Snapshots

Lakota Women Lead Victory Against Keystone XL. Have You Said Thanks? [Reader Forum] – COLORLINES

On Tuesday, our /NOW blogger Jorge Rivas told us about a victory of nonviolent resistance and sovereignty over ‘corporate law,’ by members of the Lakota Oyate Nation in South Dakota. When word came that trucks servicing the Keystone XL pipeline were being routed through sovereign land, the Lakota organized at their border and physically prevented the trucks from entering. Over 75 people gathered, including a Colorlines.com reader’s 92-year-old grandma, holding the trucks at bay for over six hours and drawing national attention to Keystone XL’s nightmarish environmental and legal ramifications. The fight isn’t over by a longshot, but it’s a victory worth celebrating and studying.

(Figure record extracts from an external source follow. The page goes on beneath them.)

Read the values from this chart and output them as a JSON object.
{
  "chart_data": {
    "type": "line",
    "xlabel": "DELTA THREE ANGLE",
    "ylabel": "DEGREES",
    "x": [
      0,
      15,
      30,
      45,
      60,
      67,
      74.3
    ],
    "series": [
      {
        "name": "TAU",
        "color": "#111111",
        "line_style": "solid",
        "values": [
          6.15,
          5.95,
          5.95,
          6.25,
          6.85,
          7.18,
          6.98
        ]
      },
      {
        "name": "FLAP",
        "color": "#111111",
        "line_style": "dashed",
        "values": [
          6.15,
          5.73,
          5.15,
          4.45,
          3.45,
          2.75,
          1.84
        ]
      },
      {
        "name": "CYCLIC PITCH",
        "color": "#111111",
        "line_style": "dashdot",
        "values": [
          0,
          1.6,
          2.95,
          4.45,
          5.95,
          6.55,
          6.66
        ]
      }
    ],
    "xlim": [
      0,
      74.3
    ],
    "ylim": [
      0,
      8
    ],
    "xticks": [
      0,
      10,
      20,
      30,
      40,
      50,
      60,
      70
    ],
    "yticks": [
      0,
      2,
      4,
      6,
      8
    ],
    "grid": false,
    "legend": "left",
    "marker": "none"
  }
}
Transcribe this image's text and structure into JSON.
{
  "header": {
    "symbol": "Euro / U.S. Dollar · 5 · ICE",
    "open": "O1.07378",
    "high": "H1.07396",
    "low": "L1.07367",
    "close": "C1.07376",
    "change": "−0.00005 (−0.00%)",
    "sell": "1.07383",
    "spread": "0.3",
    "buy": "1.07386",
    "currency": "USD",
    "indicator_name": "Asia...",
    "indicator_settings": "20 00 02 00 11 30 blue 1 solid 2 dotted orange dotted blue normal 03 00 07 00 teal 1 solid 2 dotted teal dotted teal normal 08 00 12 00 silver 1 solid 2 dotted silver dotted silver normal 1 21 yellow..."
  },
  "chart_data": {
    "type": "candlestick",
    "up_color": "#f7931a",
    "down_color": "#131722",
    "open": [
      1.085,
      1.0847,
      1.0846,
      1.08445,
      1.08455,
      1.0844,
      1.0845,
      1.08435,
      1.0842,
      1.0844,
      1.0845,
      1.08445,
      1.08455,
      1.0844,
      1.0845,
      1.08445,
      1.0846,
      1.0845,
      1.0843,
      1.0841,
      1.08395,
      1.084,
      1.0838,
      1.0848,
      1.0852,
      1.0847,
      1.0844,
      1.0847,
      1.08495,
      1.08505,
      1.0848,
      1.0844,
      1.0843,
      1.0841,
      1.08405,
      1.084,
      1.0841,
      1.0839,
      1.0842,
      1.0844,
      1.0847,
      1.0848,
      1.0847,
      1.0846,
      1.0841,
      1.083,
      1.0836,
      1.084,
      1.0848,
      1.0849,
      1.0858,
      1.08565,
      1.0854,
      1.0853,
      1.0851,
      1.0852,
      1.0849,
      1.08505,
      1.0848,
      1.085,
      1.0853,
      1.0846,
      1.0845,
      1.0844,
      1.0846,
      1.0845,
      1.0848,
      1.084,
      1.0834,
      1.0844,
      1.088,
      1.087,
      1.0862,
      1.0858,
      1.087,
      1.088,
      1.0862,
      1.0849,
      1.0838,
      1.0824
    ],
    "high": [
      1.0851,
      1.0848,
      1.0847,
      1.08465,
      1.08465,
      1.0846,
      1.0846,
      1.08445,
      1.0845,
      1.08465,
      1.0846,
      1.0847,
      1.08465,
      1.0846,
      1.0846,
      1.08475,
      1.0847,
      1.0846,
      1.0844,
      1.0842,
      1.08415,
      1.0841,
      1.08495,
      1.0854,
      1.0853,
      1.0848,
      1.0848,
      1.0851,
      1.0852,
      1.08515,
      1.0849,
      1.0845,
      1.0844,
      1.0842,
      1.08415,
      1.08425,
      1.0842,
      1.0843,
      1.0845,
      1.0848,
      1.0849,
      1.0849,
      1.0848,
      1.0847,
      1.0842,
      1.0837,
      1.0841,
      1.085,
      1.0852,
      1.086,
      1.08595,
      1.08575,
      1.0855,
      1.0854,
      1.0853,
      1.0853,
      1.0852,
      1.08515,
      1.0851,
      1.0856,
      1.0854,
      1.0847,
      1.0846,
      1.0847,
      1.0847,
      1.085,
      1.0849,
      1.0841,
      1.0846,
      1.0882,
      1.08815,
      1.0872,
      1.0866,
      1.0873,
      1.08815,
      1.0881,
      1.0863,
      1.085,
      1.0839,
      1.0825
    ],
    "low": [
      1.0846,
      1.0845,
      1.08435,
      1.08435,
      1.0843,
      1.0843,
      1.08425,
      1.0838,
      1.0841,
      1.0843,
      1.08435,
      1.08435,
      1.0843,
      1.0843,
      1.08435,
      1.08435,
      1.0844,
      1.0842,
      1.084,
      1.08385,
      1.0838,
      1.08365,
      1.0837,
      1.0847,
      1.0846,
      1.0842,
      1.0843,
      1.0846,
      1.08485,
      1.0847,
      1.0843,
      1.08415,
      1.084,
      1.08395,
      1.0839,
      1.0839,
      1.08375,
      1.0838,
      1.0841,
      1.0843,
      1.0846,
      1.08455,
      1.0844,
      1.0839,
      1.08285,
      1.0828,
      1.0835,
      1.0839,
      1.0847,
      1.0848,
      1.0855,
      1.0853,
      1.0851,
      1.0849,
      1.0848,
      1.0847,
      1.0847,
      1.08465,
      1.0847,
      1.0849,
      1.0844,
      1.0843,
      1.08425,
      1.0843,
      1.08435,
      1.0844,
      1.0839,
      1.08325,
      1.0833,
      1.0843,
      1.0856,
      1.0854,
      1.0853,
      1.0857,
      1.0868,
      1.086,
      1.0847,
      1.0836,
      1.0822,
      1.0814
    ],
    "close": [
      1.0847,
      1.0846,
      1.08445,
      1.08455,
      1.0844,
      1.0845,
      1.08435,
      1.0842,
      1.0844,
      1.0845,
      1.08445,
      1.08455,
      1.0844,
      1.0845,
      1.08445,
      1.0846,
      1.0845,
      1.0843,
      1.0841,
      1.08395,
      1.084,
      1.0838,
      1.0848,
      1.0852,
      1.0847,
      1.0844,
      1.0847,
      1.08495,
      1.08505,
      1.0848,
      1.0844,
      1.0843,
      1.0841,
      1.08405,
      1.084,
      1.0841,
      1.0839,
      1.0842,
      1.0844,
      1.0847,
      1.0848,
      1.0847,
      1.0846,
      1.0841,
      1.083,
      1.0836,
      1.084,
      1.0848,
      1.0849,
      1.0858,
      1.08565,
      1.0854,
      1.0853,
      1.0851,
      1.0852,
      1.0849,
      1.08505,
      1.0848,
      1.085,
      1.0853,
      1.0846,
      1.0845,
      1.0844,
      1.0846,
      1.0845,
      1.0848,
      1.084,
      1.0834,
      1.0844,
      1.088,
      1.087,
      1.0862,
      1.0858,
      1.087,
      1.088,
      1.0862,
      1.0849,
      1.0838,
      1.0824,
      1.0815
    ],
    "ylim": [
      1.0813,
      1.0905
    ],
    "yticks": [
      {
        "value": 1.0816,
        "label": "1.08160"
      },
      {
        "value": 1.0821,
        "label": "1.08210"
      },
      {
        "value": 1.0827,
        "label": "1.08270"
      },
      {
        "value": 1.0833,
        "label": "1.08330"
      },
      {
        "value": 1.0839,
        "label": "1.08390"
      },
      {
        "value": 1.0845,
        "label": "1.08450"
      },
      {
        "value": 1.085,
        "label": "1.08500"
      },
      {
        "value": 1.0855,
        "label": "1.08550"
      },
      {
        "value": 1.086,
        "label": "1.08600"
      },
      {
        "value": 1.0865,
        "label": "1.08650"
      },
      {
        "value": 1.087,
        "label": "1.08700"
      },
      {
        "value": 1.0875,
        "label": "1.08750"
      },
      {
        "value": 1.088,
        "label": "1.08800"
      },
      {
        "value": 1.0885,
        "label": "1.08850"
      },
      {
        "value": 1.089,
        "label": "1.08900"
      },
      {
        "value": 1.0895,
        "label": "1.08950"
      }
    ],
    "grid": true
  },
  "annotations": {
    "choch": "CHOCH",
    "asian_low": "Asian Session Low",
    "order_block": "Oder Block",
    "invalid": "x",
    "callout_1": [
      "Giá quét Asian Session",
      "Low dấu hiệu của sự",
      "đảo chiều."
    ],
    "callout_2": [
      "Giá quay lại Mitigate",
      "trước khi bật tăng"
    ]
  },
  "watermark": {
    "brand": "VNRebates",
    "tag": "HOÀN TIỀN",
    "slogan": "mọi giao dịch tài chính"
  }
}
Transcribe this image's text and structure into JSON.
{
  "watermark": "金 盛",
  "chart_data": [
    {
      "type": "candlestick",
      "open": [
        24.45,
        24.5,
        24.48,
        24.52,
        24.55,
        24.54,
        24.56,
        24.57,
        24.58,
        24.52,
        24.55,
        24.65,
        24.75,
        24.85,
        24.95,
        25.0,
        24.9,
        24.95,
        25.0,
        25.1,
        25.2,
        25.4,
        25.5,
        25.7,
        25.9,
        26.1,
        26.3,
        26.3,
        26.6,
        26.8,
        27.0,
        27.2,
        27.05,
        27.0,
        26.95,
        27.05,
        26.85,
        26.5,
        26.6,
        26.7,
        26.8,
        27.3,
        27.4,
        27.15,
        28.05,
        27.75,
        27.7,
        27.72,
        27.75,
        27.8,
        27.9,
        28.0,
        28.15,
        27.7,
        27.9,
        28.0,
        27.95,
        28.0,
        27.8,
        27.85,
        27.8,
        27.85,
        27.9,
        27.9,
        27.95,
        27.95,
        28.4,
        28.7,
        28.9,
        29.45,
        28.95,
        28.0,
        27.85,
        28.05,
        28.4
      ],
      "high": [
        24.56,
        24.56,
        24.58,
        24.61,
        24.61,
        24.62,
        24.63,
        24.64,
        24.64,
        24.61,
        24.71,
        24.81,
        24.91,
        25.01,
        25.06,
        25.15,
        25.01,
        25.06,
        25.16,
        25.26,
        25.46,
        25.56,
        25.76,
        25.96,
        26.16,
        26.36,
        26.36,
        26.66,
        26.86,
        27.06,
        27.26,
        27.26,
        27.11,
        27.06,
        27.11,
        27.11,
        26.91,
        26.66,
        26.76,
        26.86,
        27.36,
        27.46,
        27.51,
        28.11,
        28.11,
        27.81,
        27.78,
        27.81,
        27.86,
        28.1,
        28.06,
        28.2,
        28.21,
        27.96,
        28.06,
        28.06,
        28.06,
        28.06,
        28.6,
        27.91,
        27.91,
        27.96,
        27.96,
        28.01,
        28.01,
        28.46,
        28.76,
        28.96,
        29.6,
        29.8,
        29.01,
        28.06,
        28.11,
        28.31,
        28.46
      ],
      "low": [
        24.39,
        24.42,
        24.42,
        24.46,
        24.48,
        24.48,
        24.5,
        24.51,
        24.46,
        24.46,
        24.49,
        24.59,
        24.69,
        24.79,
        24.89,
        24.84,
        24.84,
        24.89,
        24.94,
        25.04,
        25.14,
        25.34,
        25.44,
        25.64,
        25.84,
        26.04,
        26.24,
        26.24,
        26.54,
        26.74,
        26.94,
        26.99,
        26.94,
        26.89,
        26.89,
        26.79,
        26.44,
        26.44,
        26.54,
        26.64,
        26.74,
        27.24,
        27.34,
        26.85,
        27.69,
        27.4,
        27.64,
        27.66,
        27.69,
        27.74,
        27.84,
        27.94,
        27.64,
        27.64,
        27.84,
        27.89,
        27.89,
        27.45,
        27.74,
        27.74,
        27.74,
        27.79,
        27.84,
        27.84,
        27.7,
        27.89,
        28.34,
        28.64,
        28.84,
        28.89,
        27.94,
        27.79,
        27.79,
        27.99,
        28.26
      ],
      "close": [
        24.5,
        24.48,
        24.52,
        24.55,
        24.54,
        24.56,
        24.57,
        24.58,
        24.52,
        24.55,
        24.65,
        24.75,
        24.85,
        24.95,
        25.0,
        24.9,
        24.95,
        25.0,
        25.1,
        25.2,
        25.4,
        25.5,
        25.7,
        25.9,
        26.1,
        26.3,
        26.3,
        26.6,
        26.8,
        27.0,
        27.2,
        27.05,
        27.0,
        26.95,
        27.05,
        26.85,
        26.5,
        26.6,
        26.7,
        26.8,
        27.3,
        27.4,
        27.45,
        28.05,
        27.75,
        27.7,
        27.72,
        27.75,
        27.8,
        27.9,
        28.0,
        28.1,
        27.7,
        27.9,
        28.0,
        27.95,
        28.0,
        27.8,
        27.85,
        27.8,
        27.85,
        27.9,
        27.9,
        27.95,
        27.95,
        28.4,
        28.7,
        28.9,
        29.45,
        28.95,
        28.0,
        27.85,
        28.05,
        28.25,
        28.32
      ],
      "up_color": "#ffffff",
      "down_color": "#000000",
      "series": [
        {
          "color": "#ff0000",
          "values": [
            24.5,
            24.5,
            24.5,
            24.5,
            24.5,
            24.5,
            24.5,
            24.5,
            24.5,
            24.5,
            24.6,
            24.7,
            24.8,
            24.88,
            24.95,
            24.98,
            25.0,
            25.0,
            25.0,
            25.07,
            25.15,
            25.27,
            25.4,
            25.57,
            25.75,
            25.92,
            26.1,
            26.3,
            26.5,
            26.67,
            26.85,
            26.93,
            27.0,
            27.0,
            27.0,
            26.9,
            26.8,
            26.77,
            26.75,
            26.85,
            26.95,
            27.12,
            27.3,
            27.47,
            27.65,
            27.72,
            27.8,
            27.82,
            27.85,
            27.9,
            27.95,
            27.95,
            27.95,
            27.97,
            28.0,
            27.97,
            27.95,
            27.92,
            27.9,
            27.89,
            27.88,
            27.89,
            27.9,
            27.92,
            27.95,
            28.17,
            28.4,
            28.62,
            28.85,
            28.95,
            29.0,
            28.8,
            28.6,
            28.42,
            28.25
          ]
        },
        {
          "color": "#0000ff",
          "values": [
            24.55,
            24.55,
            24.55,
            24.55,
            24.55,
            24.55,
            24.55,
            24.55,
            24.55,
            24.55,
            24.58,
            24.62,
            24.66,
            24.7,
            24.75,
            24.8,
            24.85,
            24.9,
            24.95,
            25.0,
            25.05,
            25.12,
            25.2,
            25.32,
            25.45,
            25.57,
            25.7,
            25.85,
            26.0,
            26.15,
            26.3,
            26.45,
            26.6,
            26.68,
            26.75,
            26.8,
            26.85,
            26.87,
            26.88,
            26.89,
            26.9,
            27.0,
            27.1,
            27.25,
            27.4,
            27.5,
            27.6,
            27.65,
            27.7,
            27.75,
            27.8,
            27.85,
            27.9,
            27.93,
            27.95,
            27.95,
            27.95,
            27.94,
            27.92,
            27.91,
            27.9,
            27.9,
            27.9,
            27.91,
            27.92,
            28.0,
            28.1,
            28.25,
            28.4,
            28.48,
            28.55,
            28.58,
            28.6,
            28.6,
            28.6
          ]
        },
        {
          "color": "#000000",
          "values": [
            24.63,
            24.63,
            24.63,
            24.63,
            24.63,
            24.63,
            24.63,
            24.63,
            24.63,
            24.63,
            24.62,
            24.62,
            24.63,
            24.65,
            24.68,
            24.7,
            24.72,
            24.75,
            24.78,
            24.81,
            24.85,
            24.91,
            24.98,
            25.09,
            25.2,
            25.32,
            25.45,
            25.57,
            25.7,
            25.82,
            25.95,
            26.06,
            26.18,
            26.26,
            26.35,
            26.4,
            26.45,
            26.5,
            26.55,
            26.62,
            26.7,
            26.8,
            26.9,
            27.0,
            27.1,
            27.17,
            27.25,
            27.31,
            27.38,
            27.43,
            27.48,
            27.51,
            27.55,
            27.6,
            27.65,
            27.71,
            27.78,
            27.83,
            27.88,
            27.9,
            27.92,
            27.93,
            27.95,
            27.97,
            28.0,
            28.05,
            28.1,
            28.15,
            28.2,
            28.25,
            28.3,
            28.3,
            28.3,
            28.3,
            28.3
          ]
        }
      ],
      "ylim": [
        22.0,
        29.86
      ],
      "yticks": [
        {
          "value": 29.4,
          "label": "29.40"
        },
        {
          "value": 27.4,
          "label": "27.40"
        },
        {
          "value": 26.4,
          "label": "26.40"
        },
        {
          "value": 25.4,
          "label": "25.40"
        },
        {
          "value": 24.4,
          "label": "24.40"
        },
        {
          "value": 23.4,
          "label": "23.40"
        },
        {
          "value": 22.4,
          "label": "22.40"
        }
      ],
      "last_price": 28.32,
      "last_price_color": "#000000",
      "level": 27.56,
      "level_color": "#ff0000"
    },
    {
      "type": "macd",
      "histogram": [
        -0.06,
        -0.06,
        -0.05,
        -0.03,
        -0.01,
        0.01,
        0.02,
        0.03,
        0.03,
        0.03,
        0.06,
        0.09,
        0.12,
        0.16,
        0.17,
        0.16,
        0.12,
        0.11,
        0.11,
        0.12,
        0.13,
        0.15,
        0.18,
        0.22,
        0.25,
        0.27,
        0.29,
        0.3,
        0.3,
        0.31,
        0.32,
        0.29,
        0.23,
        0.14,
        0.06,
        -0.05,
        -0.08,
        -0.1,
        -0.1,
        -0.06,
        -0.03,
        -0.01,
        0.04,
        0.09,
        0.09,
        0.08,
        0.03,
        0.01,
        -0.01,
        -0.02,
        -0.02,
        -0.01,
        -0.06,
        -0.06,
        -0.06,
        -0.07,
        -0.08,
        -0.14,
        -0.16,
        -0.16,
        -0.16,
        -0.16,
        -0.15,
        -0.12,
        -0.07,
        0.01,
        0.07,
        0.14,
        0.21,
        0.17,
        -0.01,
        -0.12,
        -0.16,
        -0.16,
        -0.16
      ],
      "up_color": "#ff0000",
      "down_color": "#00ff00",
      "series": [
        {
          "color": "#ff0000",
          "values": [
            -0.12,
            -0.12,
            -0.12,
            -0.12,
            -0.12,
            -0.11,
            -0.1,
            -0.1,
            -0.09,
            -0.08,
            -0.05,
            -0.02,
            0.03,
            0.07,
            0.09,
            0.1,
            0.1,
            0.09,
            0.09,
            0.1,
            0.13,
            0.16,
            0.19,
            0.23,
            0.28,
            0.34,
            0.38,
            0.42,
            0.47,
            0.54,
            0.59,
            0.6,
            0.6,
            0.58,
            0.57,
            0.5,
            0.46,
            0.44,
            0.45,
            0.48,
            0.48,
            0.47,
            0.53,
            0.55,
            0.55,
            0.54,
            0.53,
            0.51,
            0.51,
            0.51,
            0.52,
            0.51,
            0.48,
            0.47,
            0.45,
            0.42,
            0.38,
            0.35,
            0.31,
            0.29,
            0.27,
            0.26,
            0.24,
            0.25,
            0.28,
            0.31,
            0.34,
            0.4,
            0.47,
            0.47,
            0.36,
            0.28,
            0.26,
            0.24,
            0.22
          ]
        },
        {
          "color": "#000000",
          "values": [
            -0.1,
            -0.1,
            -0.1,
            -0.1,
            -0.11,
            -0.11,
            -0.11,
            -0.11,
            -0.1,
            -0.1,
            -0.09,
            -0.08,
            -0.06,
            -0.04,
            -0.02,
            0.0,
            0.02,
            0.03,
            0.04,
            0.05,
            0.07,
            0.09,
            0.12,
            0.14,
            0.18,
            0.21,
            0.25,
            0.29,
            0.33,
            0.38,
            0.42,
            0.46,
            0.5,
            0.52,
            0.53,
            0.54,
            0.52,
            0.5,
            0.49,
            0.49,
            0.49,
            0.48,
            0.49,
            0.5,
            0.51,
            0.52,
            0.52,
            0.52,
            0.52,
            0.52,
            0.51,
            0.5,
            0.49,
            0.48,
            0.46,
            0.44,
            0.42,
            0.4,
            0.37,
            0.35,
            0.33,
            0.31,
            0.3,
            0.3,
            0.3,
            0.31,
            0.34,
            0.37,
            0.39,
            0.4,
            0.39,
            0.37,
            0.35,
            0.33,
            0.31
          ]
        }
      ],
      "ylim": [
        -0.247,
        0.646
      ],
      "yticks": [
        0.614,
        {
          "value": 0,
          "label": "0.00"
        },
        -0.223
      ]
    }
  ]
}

Here on Colorlines, we’re seeing a lot of great questions and answers around this topic, from community members both first-time and established. (Welcome, new folks!) So as always, this is just a few featured comments. Here’s what you had to say.

Longtime Colorlines.com community member urbanskin starts us off:

I am Hunkpapa Lakota and extremely proud of my Oyate Nation. From 1866-1868, Red Cloud’s war, we whipped the United States military all over the Northern plains which resulted in the first and only treaty, the Ft. Laramie treaty, the United States entered into that was written solely on the terms of the Nation they lost a military conflict to.

Ten years later we again wiped out the United States military at the Little Big Horn and the Battle of the Rosebud when the treaty was breached by miners, hungry for gold, who entered our lands. Eager to secure the gold and pull the United States out of a depression, President Grant issued its “sell or starve” policy for us to cede the Black Hills, which we refused. Buffalo hunters were sent in to slaughter our food supply, which they did, murdering tens of millions of buffalo. They followed the starvation campaign by allowing US citizens to sue us in courts for supposed depredations, bankrupting us (think Haiti a la France). This followed massacres like Wounded Knee and the legalized theft of our children via Indian Boarding schools. At the same time, our spirituality was made criminal.